About the effect of turbulence on the performance of airfoils and the selection of the critical amplification factor for simulations

One of the scientific targets for the LEMFEV, our Martian UAV, can be the Martian planetary boundary layer.

The planetary boundary layer is usually defined as the layer of the atmosphere where the influence of friction, mechanical mixing, and thermal effects rising from the surface of the planet is significant (Ravi, 2012). Turbulence within the planetary boundary layer is characterized in terms of its intensity and integral length scale. The turbulence intensity quantifies the turbulent energy within the flow and is the ratio between the standard deviation and mean of the oncoming flow velocity.

The integral length scale characterizes the turbulent energy magnitude at each frequency through a measure of the average size of the largest turbulent eddy present within the flow.

On Earth, the turbulence intensities in urban terrain typically reach up to 10–20%, while integral length scales range from less than a meter to many tens of meters (Ravi, 2012).

Due to dusty flows with a transverse velocity gradient, the entire near-surface Martian atmosphere turns out to be highly turbulent (Petrosyan, 2011), with the turbulence intensity being as high as 20%.

If a UAV is much smaller compared with the integral length, the fluctuations induced by the largest eddies may be considered quasi-static changes in oncoming conditions with respect to the wing. Smaller-scale eddies and a reduced frequency of oscillation may have a larger influence on the airplane's aerodynamic performance. According to Herbst (Herbst, 2017), most influence is attributed to turbulent structures where the integral length scale is on the order of the wing chord.

As the turbulence intensity increases at low Reynolds numbers, the laminar bubble on the airfoil surface reduces in length, and the suction peak grows in absolute magnitude. According to Gopalarathnam (Gopalarathnam, 2003), this phenomenon closely resembles the effects obtained by increasing the chord Reynolds number.

Wind-tunnel tests revealed that turbulence has a considerably higher influence on the suction side as opposed to the pressure surface (Ravi, 2012). Also, it was sown that an increase in turbulence intensity from nominally smooth conditions to 7.8 % led to an increase in the maximum lift coefficient, a reduction in the lift curve slope, and a delay in stall. This phenomenon was attributed to the cambering effect of the leading-edge vortex, which weakens with increasing turbulence intensity.

To my best knowledge, the highest turbulence intensity modeled in wind tunnel tests with wings is 10% (these are the tests conducted by Ravi (Ravi, 2012)), which is much lower than the turbulence intensity expected to exist in the Martian planetary boundary layer (20%).
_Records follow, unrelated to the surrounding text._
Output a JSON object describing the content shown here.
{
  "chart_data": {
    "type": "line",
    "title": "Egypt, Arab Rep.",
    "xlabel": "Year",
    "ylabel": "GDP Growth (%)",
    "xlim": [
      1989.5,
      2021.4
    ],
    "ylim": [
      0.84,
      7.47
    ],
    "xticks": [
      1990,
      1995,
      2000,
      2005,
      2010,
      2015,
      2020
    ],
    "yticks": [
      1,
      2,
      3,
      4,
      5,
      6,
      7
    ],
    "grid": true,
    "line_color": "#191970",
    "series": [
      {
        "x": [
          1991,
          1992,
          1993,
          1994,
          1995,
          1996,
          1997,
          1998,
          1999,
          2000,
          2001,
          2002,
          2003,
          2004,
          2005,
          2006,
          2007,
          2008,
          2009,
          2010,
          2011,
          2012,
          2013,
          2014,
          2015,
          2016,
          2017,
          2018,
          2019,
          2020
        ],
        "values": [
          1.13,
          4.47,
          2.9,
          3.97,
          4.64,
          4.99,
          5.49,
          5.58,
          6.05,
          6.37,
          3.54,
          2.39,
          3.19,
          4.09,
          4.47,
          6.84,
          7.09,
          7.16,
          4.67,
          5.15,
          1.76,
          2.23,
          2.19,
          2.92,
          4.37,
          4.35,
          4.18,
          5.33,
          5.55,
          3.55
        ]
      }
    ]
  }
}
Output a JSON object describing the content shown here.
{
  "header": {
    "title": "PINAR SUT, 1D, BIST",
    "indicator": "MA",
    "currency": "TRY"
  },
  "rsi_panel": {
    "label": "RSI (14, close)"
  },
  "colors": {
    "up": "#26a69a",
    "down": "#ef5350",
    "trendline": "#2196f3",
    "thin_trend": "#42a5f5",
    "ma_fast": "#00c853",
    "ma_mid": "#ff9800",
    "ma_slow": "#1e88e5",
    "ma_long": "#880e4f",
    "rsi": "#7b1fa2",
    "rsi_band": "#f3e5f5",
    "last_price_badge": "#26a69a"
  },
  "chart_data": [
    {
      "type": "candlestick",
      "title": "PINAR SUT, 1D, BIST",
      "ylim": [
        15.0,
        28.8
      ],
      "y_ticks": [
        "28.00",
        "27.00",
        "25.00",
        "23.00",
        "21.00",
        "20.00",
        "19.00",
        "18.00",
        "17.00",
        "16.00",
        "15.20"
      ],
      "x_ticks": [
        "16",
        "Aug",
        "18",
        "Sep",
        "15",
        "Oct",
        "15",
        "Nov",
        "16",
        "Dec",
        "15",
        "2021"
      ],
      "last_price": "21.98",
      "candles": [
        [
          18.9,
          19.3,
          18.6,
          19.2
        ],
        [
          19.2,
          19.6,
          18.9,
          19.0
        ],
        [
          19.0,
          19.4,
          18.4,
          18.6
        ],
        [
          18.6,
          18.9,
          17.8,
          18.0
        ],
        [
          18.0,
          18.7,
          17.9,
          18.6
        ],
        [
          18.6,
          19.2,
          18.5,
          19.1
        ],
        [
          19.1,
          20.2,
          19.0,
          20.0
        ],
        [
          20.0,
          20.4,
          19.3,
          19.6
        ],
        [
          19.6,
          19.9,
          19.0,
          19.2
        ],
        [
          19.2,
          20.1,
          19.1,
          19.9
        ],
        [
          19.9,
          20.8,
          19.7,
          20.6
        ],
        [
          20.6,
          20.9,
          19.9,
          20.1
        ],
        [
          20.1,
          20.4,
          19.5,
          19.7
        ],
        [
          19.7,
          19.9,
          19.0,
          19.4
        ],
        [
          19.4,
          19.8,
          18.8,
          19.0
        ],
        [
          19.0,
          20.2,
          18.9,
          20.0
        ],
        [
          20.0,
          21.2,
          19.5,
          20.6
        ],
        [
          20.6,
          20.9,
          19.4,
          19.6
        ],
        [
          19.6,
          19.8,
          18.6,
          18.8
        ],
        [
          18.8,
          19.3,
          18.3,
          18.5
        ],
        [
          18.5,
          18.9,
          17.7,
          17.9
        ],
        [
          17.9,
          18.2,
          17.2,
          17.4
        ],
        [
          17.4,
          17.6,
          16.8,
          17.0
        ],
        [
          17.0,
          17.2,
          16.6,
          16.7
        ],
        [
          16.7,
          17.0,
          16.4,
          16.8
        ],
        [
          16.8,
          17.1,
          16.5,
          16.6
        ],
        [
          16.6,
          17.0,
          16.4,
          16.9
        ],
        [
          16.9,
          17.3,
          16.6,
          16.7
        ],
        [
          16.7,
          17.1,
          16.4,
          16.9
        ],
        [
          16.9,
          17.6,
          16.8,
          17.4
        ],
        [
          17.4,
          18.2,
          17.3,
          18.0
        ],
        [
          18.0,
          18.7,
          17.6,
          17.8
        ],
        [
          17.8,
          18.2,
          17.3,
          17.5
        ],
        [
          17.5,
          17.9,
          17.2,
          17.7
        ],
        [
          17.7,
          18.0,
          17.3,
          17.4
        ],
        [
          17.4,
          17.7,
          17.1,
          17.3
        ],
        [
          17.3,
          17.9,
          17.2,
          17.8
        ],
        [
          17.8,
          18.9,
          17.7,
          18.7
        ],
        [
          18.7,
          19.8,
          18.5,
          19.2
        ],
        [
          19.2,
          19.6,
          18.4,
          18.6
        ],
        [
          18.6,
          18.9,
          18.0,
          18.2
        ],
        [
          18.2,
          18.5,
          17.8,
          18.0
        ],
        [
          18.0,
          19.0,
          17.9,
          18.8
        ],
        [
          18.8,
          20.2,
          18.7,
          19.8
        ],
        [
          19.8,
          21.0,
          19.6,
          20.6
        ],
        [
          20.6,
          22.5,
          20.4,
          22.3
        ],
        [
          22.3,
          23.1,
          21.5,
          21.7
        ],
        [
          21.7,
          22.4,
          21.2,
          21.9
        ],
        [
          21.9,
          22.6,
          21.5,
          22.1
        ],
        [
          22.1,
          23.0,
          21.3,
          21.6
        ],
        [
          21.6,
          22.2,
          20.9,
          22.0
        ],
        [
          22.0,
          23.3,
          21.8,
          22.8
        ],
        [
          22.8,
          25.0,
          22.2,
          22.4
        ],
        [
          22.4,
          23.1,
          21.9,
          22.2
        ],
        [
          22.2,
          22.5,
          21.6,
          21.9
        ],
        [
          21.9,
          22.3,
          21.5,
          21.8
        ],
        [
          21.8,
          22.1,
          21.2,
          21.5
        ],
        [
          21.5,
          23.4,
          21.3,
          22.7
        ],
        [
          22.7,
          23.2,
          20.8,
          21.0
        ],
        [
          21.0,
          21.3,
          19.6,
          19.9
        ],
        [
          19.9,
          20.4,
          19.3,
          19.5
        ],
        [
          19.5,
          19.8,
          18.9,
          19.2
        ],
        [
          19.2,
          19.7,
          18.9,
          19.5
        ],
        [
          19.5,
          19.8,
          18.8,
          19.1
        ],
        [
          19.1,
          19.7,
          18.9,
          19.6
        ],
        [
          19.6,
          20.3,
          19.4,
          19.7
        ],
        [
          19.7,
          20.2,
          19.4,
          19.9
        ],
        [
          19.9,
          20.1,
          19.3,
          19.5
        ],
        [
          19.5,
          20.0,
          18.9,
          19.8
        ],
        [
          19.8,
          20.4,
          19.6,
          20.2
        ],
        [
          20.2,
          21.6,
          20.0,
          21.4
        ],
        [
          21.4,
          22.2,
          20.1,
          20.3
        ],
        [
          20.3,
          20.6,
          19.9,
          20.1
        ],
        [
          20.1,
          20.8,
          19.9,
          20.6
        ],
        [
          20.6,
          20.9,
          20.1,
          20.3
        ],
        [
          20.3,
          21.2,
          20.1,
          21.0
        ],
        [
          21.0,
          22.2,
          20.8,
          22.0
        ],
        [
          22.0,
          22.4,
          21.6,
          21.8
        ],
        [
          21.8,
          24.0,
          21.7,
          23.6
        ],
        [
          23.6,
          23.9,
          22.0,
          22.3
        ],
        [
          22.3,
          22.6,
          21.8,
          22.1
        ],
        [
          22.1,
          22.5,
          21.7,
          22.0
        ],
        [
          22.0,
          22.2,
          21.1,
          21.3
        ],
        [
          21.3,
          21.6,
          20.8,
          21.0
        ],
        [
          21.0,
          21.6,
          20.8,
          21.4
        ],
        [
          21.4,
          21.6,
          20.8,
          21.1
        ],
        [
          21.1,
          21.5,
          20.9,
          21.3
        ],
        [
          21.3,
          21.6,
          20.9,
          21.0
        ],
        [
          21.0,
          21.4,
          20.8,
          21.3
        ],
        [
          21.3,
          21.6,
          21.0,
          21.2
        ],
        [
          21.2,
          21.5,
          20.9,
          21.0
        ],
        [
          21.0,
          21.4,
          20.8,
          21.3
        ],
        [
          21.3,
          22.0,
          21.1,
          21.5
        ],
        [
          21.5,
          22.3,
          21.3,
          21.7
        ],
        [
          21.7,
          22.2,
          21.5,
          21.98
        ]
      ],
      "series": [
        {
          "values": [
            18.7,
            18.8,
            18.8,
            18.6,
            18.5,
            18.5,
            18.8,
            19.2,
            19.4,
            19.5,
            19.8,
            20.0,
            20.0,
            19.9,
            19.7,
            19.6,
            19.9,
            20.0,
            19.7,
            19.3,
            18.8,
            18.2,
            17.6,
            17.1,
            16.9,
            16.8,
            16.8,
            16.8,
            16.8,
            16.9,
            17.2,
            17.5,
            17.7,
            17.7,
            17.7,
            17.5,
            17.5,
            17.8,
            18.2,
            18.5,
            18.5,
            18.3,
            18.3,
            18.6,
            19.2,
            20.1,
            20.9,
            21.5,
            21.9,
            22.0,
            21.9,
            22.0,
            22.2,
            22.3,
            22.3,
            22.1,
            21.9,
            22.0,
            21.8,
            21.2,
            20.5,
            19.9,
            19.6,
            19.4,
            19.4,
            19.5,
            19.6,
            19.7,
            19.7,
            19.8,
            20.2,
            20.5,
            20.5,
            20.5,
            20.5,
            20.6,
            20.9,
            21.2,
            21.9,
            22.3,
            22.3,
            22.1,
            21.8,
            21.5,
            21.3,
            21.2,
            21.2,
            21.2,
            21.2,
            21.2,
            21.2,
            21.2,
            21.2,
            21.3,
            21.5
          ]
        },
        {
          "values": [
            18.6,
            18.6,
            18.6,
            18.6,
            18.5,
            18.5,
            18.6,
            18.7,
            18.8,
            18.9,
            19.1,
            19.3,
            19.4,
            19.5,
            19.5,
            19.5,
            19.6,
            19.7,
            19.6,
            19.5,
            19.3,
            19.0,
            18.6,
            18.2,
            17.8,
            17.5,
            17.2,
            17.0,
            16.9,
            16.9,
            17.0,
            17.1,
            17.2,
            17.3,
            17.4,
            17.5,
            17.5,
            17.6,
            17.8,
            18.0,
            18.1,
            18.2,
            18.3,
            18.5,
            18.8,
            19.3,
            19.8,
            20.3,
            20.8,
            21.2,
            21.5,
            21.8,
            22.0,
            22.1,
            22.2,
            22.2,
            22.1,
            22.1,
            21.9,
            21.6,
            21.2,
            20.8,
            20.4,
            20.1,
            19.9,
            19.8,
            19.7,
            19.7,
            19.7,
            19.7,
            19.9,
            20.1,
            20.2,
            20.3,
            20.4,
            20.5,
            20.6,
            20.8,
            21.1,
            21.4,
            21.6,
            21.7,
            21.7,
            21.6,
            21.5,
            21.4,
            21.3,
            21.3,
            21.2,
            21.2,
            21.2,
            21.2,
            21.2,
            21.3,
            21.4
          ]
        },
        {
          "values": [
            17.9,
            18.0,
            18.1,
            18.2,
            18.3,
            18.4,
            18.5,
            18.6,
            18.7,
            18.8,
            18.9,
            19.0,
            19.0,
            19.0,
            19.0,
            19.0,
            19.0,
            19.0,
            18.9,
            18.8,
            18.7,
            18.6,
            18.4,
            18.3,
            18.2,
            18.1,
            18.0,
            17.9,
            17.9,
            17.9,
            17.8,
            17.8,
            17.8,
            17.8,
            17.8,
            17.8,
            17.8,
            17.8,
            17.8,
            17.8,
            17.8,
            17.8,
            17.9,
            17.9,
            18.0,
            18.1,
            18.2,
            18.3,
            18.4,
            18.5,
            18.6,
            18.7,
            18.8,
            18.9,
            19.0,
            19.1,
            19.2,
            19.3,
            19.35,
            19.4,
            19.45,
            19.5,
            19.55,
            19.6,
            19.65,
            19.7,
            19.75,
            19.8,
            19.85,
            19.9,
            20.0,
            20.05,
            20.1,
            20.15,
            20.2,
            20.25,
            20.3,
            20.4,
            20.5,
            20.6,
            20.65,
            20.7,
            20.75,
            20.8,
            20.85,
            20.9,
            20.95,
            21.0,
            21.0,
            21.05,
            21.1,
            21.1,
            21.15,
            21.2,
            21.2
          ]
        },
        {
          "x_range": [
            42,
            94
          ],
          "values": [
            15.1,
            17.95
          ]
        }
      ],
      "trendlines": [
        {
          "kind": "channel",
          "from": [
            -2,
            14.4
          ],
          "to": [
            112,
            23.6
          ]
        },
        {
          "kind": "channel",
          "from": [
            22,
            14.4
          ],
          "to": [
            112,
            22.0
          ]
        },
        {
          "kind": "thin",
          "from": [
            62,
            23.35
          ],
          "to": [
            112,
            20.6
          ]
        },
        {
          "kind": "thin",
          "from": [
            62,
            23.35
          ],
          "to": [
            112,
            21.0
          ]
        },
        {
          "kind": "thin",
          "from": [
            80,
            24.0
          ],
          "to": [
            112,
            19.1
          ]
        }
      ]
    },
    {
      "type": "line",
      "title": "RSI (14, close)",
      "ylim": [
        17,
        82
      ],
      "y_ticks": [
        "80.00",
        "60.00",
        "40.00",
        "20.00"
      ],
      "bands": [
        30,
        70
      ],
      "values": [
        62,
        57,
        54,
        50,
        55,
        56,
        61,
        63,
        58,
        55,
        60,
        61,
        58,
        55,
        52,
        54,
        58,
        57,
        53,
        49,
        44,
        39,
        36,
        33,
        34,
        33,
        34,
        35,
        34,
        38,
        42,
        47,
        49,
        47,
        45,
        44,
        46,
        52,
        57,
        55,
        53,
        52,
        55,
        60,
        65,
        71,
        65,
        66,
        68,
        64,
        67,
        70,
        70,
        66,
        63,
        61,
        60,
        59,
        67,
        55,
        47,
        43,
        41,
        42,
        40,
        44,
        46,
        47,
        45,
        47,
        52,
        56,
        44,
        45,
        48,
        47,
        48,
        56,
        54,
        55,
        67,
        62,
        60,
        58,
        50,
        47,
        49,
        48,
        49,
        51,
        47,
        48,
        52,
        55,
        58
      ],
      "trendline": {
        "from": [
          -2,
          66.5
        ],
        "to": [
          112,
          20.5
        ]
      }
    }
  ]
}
Therefore, we can only extrapolate the trends for the variation of aerodynamic performance of wings with turbulent intensity from the available data.

In our effort to automatically select a proper airfoil for various configurations of the LEMFEV, we use XFOIL, where the only parameter that can be set to adjust the turbulence intensity is the critical amplification factor. By default, it is set to 9, which corresponds to a low-turbulence condition. For a high-turbulence condition, it can be set to be less than 1. In our studies, to take into account the high-turbulence Martian atmosphere, we use the amplification factor of 0.24 (for a rocket-engine single-flight version of the UAV) calculated for the known turbulence intensity using equations from Drela (Drela, 1998).